Italian boss views Ireland as biggest threat

Italian manager Marcello Lippi is preparing himself for a tough game against Ireland when the sides meet in a World Cup qualifier in Bari on April 1st. Lippi, who was in Dublin last month to watch Ireland’s 2-1 qualifier win against Georgia, is coming round to the view that Ireland, coached by his old rival, Giovanni Trapattoni, may well represent the biggest obstacle on the Italian road to South Africa.

The Ireland I saw in Dublin was a team full of enthusiasm. They conceded a goal in the opening minute and then they really risked it because just a few seconds before the Irish equaliser, the Georgians hit the post and scored an offside goal.

“Basically, in the space of seconds, Ireland went from being almost 0-2 down to equalising. But that’s football now, you can lose against any team these days. In the end, the real Ireland emerged, that is a team which has some very good players, guys like (Aiden) McGeady and (Damien) Duff on the flanks. This is a side full of physically strong players, like the centre forward (Kevin) Doyle. All in all, this is a good side that merits plenty of respect.”
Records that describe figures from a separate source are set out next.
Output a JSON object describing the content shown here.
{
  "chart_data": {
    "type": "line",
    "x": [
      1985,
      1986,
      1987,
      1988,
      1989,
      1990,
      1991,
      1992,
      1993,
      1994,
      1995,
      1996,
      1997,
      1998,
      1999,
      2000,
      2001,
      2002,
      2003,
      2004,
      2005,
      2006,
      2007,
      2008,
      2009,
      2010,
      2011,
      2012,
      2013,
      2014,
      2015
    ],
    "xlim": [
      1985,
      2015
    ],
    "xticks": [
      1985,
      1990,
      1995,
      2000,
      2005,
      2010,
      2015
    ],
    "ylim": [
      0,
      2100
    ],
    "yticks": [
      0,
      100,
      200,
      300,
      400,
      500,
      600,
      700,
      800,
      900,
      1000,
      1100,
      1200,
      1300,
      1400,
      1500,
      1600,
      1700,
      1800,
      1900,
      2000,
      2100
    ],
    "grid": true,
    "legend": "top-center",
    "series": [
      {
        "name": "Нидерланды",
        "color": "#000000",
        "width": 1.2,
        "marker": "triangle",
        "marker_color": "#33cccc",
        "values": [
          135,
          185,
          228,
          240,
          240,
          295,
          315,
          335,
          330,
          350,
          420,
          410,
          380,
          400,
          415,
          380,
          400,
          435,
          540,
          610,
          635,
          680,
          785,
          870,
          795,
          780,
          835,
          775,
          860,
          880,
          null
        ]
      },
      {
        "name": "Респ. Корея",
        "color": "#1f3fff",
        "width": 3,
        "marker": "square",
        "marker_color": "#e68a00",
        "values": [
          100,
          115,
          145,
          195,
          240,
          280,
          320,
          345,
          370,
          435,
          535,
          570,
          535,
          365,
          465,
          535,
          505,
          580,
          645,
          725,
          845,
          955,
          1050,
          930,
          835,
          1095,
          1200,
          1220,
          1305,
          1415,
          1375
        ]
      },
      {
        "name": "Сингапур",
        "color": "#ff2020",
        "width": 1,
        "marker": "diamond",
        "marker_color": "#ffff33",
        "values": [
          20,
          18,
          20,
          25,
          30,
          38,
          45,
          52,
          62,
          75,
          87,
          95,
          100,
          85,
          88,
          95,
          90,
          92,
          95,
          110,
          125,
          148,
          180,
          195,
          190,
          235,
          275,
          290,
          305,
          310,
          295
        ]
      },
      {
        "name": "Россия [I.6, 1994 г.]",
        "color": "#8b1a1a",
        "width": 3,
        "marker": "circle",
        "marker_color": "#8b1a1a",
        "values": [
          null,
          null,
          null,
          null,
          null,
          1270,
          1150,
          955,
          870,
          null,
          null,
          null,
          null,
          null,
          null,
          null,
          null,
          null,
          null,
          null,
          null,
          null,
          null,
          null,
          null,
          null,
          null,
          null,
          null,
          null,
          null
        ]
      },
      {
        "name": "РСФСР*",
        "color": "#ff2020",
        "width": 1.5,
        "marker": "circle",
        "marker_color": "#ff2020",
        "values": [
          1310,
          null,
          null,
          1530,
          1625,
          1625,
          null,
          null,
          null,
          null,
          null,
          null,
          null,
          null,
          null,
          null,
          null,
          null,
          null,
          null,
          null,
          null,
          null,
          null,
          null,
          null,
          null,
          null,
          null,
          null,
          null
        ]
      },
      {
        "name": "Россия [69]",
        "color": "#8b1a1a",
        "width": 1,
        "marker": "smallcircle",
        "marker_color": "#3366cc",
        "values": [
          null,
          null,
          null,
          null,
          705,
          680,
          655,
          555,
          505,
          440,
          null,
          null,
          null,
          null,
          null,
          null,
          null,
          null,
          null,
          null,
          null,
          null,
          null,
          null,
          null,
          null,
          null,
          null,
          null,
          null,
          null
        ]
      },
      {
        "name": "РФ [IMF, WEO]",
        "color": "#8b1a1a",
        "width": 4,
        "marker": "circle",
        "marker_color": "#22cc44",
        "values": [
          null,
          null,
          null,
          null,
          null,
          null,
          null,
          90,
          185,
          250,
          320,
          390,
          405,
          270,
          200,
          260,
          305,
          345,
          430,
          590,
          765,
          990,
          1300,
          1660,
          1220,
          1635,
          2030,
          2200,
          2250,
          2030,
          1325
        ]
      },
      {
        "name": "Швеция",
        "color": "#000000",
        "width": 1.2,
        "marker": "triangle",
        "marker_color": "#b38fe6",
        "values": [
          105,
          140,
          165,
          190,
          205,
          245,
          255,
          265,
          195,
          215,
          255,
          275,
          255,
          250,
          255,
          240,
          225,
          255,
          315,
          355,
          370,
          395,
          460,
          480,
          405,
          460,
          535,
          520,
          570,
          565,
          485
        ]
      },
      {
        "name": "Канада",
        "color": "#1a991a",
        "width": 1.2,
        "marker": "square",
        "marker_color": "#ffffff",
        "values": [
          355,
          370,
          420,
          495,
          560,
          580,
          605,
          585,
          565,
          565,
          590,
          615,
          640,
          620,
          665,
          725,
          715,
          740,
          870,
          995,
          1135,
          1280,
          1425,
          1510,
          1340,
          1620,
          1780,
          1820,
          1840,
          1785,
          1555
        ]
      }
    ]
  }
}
Asked by The Irish Times if he had noticed the “hand” of his erstwhile colleague Trapattoni at work, Lippi replied: “You can see the hand, the foot and the head of Il Trap at work in this side.”

Lippi argues the qualifier against Ireland comes at a psychologically delicate moment of the season when at club and country level, results may prove to have long-term implications: “This is an important month not just for Italian football but for all European football. We’re now at the cup tie stage of the Champions League, an elimination and March can mean that for some clubs the whole season has been a total failure. And right in the middle of this come these World Cup qualifiers.”

Win, lose or draw against Ireland, Lippi takes great pride in the fact an Italian colleague will be sitting in the manager’s seat of the opposing team. Asked about the current standing of Italian football, he replied: “For so long, the Anglo-Saxon world has looked down its nose at Italian football and tended to jeer us and yet, just look, the current coach of England is an Italian, while you have Trapattoni in Ireland. I think that speaks for itself and answers your question.”

Looking forward to the Ireland game, Lippi said it was much too early to speculate about his ideal lineout for the Bari encounter for the good reason that the match was still one month away and that before meeting Ireland, Italy first have a difficult away game against Montenegro in Podgorica.

Lippi, who led Italy to World Cup triumph in Germany three years ago, confirmed yesterday he was glad to be back at the helm of the Italian side, having taken over from Roberto Donadoni immediately after last summer’s European Championship finals in Austria and Switzerland. Looking back on his decision to resign as Italy coach immediately after the Germany World Cup, he said that within one month of giving up the job, he realised he had made a huge mistake. Life without football was just too boring.